Principle 4. Use a range of types of teaching and learning activities that promote deep learning in relation to citizenship concepts and skills. These should include different types of written work included extended writing; different types of oral work including informal discussion and formal debates; and a range of opportunities for pupils to participate with others in active citizenship. Active citizenship involves taking forward planned courses of informed and responsible action within the school and wider community aimed at making a contribution to democratic and public life.
Principle 5. Make use of topical and controversial issues and debates to bring citizenship teaching to life in a safe and secure learning environment. This involves developing skills to explore, discuss, critically evaluate citizenship issues and debates from different viewpoints.
Principle 6. Provide opportunities for pupils to take part in individual and group work, both in and beyond the classroom, where appropriate with members of the local and wider community.

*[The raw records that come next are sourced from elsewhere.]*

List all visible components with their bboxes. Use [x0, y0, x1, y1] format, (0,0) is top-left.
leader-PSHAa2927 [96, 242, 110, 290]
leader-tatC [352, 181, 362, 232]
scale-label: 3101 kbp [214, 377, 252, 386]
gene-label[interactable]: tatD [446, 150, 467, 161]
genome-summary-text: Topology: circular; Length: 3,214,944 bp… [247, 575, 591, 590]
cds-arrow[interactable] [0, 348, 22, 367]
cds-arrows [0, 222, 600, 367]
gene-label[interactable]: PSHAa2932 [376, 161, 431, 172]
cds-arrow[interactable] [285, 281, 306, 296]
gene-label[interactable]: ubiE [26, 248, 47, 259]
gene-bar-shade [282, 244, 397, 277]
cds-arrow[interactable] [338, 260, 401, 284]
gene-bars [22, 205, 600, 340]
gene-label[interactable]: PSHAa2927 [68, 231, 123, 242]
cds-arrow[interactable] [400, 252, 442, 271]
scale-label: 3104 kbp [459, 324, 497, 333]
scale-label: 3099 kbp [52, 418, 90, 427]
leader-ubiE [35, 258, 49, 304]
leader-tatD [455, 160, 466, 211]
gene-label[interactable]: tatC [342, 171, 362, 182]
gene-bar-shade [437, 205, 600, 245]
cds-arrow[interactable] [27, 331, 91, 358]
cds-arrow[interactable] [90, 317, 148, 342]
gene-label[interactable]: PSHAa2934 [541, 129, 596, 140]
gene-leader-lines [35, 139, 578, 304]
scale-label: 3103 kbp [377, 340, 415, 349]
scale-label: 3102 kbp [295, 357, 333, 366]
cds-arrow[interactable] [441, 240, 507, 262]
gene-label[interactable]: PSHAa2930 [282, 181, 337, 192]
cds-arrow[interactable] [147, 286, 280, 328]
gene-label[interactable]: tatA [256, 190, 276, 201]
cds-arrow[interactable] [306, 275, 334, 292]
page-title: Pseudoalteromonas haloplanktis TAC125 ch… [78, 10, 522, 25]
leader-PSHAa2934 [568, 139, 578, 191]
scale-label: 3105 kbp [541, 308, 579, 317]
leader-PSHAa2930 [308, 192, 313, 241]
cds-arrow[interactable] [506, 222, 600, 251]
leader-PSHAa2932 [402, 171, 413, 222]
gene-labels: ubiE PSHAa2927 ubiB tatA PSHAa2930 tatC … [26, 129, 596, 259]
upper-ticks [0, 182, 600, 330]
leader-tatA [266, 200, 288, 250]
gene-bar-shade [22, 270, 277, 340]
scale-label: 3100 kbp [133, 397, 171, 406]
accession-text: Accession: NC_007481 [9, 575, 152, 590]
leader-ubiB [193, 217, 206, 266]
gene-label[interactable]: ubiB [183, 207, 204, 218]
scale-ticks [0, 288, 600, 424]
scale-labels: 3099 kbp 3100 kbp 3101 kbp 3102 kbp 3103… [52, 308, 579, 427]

Principle 7. Look for appropriate opportunities to make connections between citizenship and other curriculum subjects and wider curriculum activities and be sure to establish clear citizenship objectives and outcomes where such connections are made.
Principle 8. Set high expectations in citizenship with clear learning intentions and success criteria, as the basis of good teacher assessment.
Principle 9. Create a range of ways to recognise, celebrate and share pupils’ achievements within the school, with parents and the wider community.